Folks are spending a lot of money and effort preparing for the total solar eclipse that will cross the entire United States on August 21. Hotels in the totality have been booked up for months, and officials are anticipating a monster traffic jam on the day of the event.
But there’s a good chance a lot of those folks are going to be disappointed. While flights and travel plans can take months of preparation, weather is impossible to precisely anticipate until just a week or two before the event itself.

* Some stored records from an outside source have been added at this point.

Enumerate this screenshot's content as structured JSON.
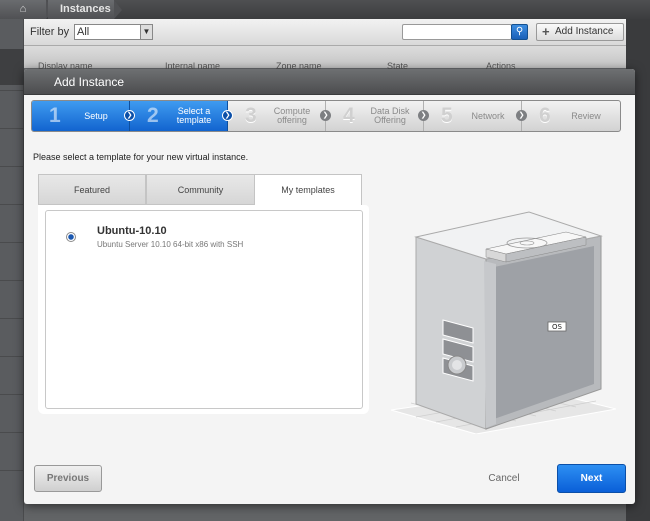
{
  "background": {
    "breadcrumb": {
      "home_icon": "home-icon",
      "current": "Instances"
    },
    "filter": {
      "label": "Filter by",
      "value": "All"
    },
    "search": {
      "placeholder": ""
    },
    "add_button_label": "Add Instance",
    "grid_columns": [
      "Display name",
      "Internal name",
      "Zone name",
      "State",
      "Actions"
    ]
  },
  "dialog": {
    "title": "Add Instance",
    "steps": [
      {
        "num": "1",
        "label": "Setup",
        "state": "completed"
      },
      {
        "num": "2",
        "label_line1": "Select a",
        "label_line2": "template",
        "state": "current"
      },
      {
        "num": "3",
        "label_line1": "Compute",
        "label_line2": "offering",
        "state": "pending"
      },
      {
        "num": "4",
        "label_line1": "Data Disk",
        "label_line2": "Offering",
        "state": "pending"
      },
      {
        "num": "5",
        "label": "Network",
        "state": "pending"
      },
      {
        "num": "6",
        "label": "Review",
        "state": "pending"
      }
    ],
    "instruction": "Please select a template for your new virtual instance.",
    "tabs": [
      {
        "label": "Featured",
        "selected": false
      },
      {
        "label": "Community",
        "selected": false
      },
      {
        "label": "My templates",
        "selected": true
      }
    ],
    "templates": [
      {
        "name": "Ubuntu-10.10",
        "description": "Ubuntu Server 10.10 64-bit x86 with SSH",
        "selected": true
      }
    ],
    "illustration": {
      "label": "OS"
    },
    "buttons": {
      "previous": "Previous",
      "cancel": "Cancel",
      "next": "Next"
    }
  },
  "colors": {
    "accent": "#1264cf",
    "title_bar": "#5a5b5d"
  }
}
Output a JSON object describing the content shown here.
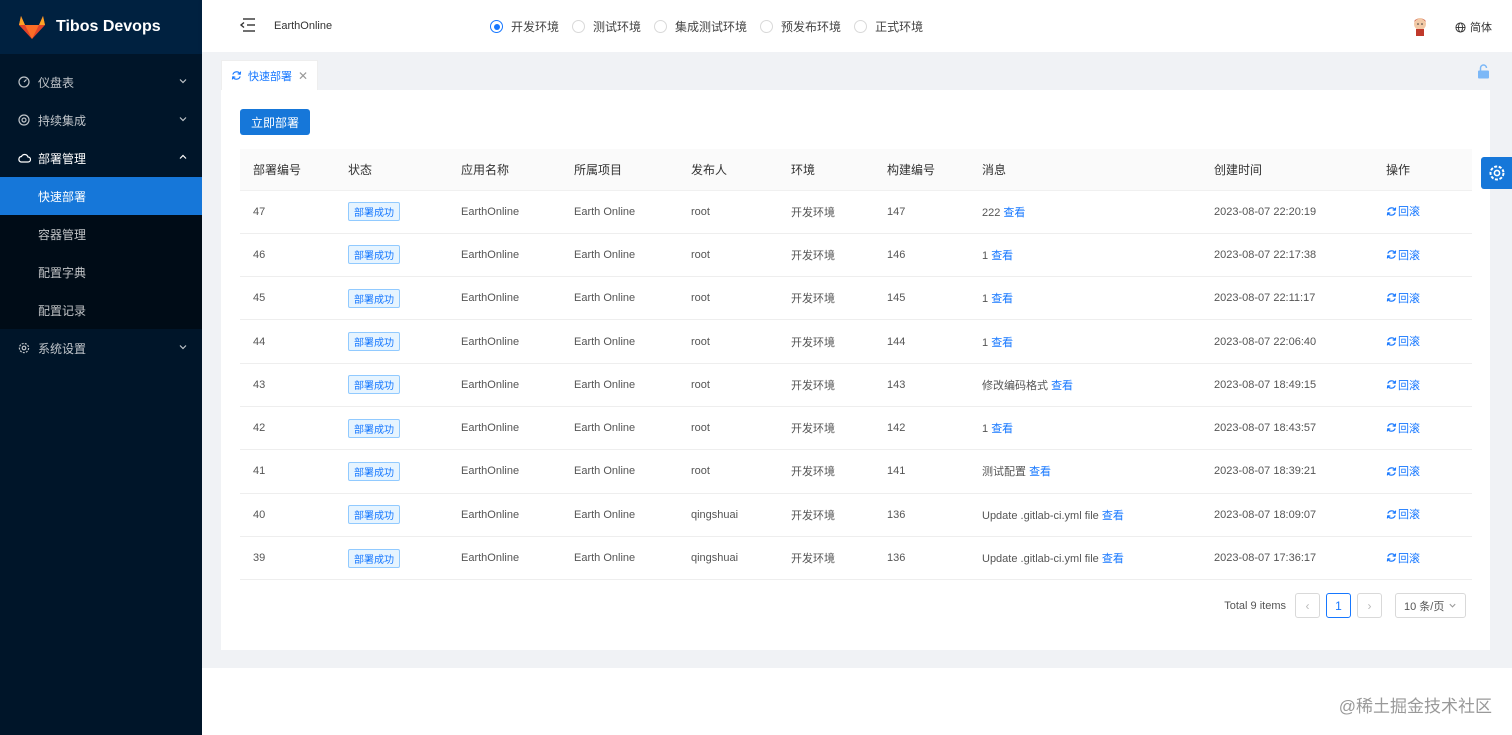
{
  "app": {
    "title": "Tibos Devops"
  },
  "sidebar": {
    "items": [
      {
        "label": "仪盘表",
        "icon": "dashboard-icon"
      },
      {
        "label": "持续集成",
        "icon": "integration-icon"
      },
      {
        "label": "部署管理",
        "icon": "cloud-icon"
      },
      {
        "label": "系统设置",
        "icon": "gear-icon"
      }
    ],
    "submenu": [
      "快速部署",
      "容器管理",
      "配置字典",
      "配置记录"
    ],
    "active_item": "快速部署"
  },
  "header": {
    "project": "EarthOnline",
    "environments": [
      "开发环境",
      "测试环境",
      "集成测试环境",
      "预发布环境",
      "正式环境"
    ],
    "selected_environment": "开发环境",
    "language": "简体"
  },
  "tabs": [
    {
      "label": "快速部署"
    }
  ],
  "main": {
    "deploy_button": "立即部署",
    "columns": [
      "部署编号",
      "状态",
      "应用名称",
      "所属项目",
      "发布人",
      "环境",
      "构建编号",
      "消息",
      "创建时间",
      "操作"
    ],
    "view_label": "查看",
    "rollback_label": "回滚",
    "rows": [
      {
        "id": "47",
        "status": "部署成功",
        "app": "EarthOnline",
        "project": "Earth Online",
        "publisher": "root",
        "env": "开发环境",
        "build": "147",
        "message": "222",
        "created": "2023-08-07 22:20:19"
      },
      {
        "id": "46",
        "status": "部署成功",
        "app": "EarthOnline",
        "project": "Earth Online",
        "publisher": "root",
        "env": "开发环境",
        "build": "146",
        "message": "1",
        "created": "2023-08-07 22:17:38"
      },
      {
        "id": "45",
        "status": "部署成功",
        "app": "EarthOnline",
        "project": "Earth Online",
        "publisher": "root",
        "env": "开发环境",
        "build": "145",
        "message": "1",
        "created": "2023-08-07 22:11:17"
      },
      {
        "id": "44",
        "status": "部署成功",
        "app": "EarthOnline",
        "project": "Earth Online",
        "publisher": "root",
        "env": "开发环境",
        "build": "144",
        "message": "1",
        "created": "2023-08-07 22:06:40"
      },
      {
        "id": "43",
        "status": "部署成功",
        "app": "EarthOnline",
        "project": "Earth Online",
        "publisher": "root",
        "env": "开发环境",
        "build": "143",
        "message": "修改编码格式",
        "created": "2023-08-07 18:49:15"
      },
      {
        "id": "42",
        "status": "部署成功",
        "app": "EarthOnline",
        "project": "Earth Online",
        "publisher": "root",
        "env": "开发环境",
        "build": "142",
        "message": "1",
        "created": "2023-08-07 18:43:57"
      },
      {
        "id": "41",
        "status": "部署成功",
        "app": "EarthOnline",
        "project": "Earth Online",
        "publisher": "root",
        "env": "开发环境",
        "build": "141",
        "message": "测试配置",
        "created": "2023-08-07 18:39:21"
      },
      {
        "id": "40",
        "status": "部署成功",
        "app": "EarthOnline",
        "project": "Earth Online",
        "publisher": "qingshuai",
        "env": "开发环境",
        "build": "136",
        "message": "Update .gitlab-ci.yml file",
        "created": "2023-08-07 18:09:07"
      },
      {
        "id": "39",
        "status": "部署成功",
        "app": "EarthOnline",
        "project": "Earth Online",
        "publisher": "qingshuai",
        "env": "开发环境",
        "build": "136",
        "message": "Update .gitlab-ci.yml file",
        "created": "2023-08-07 17:36:17"
      }
    ]
  },
  "pagination": {
    "total": "Total 9 items",
    "current_page": "1",
    "page_size": "10 条/页"
  },
  "watermark": "@稀土掘金技术社区",
  "colors": {
    "primary": "#1677d9",
    "sidebar_bg": "#001529",
    "link": "#1677ff"
  }
}
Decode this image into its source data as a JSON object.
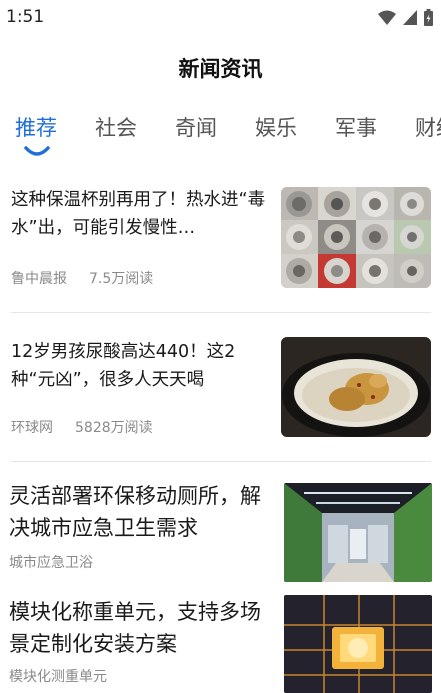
{
  "status_bar": {
    "time": "1:51"
  },
  "header": {
    "title": "新闻资讯"
  },
  "tabs": [
    {
      "label": "推荐",
      "active": true
    },
    {
      "label": "社会",
      "active": false
    },
    {
      "label": "奇闻",
      "active": false
    },
    {
      "label": "娱乐",
      "active": false
    },
    {
      "label": "军事",
      "active": false
    },
    {
      "label": "财经",
      "active": false
    }
  ],
  "colors": {
    "accent": "#1f6fd8",
    "meta_text": "#8a8a8a"
  },
  "news": [
    {
      "title": "这种保温杯别再用了！热水进“毒水”出，可能引发慢性…",
      "source": "鲁中晨报",
      "reads": "7.5万阅读",
      "image": "thermos-cups-grid"
    },
    {
      "title": "12岁男孩尿酸高达440！这2种“元凶”，很多人天天喝",
      "source": "环球网",
      "reads": "5828万阅读",
      "image": "chicken-soup-pot"
    }
  ],
  "ads": [
    {
      "title": "灵活部署环保移动厕所，解决城市应急卫生需求",
      "source": "城市应急卫浴",
      "image": "mobile-toilet-hall"
    },
    {
      "title": "模块化称重单元，支持多场景定制化安装方案",
      "source": "模块化测重单元",
      "image": "glowing-chip"
    }
  ]
}
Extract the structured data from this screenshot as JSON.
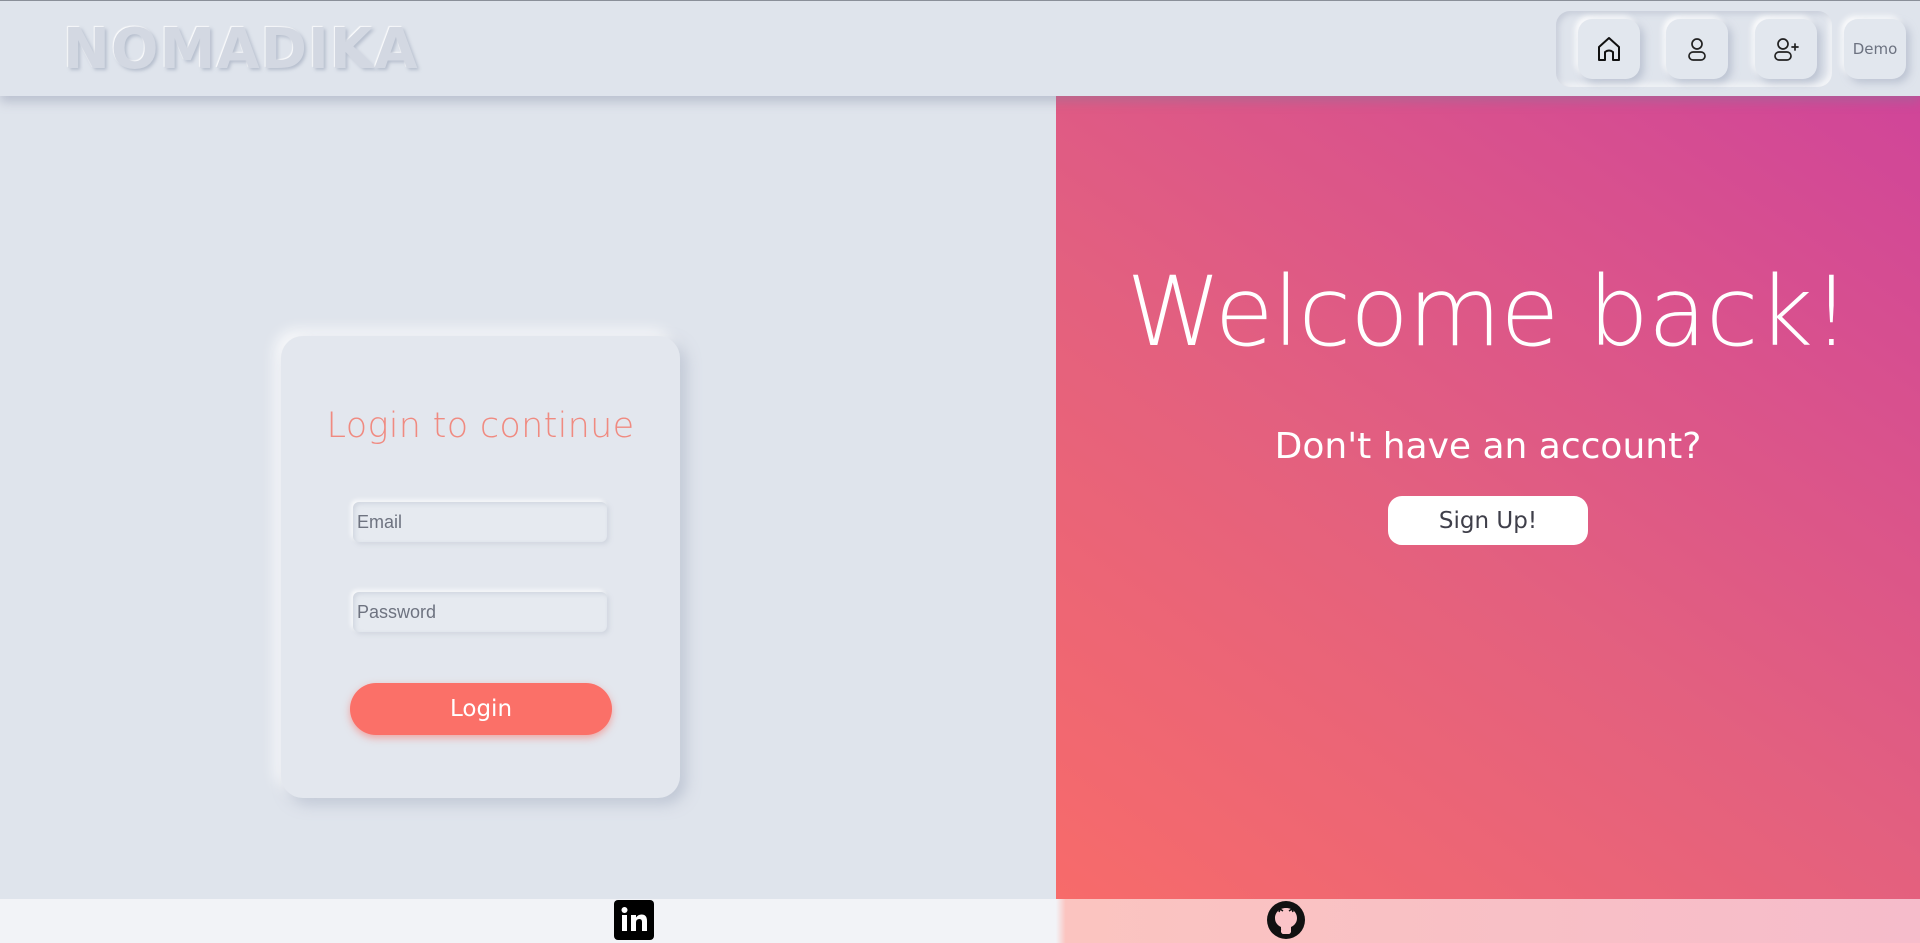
{
  "header": {
    "brand": "NOMADIKA",
    "nav": [
      {
        "name": "home",
        "icon": "home-icon"
      },
      {
        "name": "profile",
        "icon": "user-icon"
      },
      {
        "name": "register",
        "icon": "user-plus-icon"
      },
      {
        "name": "demo",
        "label": "Demo"
      }
    ]
  },
  "login_card": {
    "title": "Login to continue",
    "email_placeholder": "Email",
    "password_placeholder": "Password",
    "login_label": "Login"
  },
  "welcome_panel": {
    "heading": "Welcome back!",
    "subtitle": "Don't have an account?",
    "signup_label": "Sign Up!"
  },
  "footer": {
    "links": [
      {
        "name": "linkedin",
        "icon": "linkedin-icon"
      },
      {
        "name": "github",
        "icon": "github-icon"
      }
    ]
  },
  "colors": {
    "accent": "#fb7068",
    "title": "#f08a80",
    "gradient_start": "#f76b6a",
    "gradient_end": "#d04599",
    "background": "#dfe4ec"
  }
}
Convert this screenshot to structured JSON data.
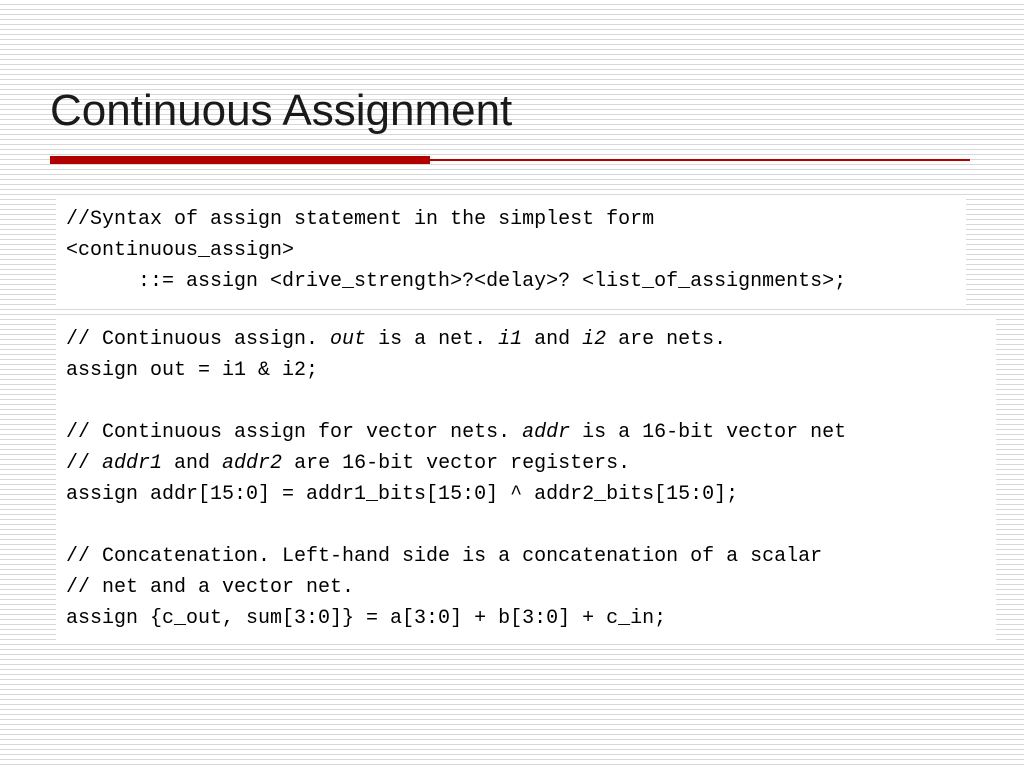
{
  "title": "Continuous Assignment",
  "syntax": {
    "line1": "//Syntax of assign statement in the simplest form",
    "line2": "<continuous_assign>",
    "line3": "      ::= assign <drive_strength>?<delay>? <list_of_assignments>;"
  },
  "ex": {
    "l1a": "// Continuous assign. ",
    "l1b": "out",
    "l1c": " is a net. ",
    "l1d": "i1",
    "l1e": " and ",
    "l1f": "i2",
    "l1g": " are nets.",
    "l2": "assign out = i1 & i2;",
    "l3a": "// Continuous assign for vector nets. ",
    "l3b": "addr",
    "l3c": " is a 16-bit vector net",
    "l4a": "// ",
    "l4b": "addr1",
    "l4c": " and ",
    "l4d": "addr2",
    "l4e": " are 16-bit vector registers.",
    "l5": "assign addr[15:0] = addr1_bits[15:0] ^ addr2_bits[15:0];",
    "l6": "// Concatenation. Left-hand side is a concatenation of a scalar",
    "l7": "// net and a vector net.",
    "l8": "assign {c_out, sum[3:0]} = a[3:0] + b[3:0] + c_in;"
  }
}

And any spot in the totality where heavy clouds are in the forecast is in for a torrent of unhappy would-be eclipse watchers.
As of this writing, it’s still too early to know for sure where clouds will show up. (Inverse will update this post when that changes.) But the history of North American August weather, along with early predictions, suggests at least some folks are bound to be disappointed.
Marshall Shepherd, the former president of the American Meteorological Society, writes in Forbes that the steepest historical cloud risks cluster east of the Mississippi.
Folks planning to watch from the lower midwest also have cause for concern.
It wouldn’t be the first time bad weather ruined people’s eclipse plans. The last time the totality of an eclipse crossed the contiguous United States was in February 1979, when one passed over the Pacific Northwest in the early morning. But because of cloud cover, hardly anyone got to see it.
At the time, the Eugene Register-Guard described the lackluster scene:
Skies began to darken around 7:45 am, and complete darkness covered Portland — the largest city in the path of the eclipse — by 8:13 am. It began to get light again at 8:16 am.
Residents had to rely on television pictures taken from planes flying above the thick cloud cover…
The skies were saturated with air traffic as observers went aloft to beat the clouds with a view from above.
Other scientists, amateur astronomers and the curious gathered on parking lots, porches, decks, and grassy knolls, with their telescopes, homemade pinhole projectors, and commercial viewers.
For many, the thick cloud-cover turned the eclipse into the greatest cosmic disappointment since the Comet Kohoutek disappeared into the heavens five years ago without living up to its ballyhooed brilliance.
This eclipse, the first with a totality crossing the entire continental United States in 99 years, will almost certainly be seen by millions of Americans. But the question remains: Who’s going to miss out?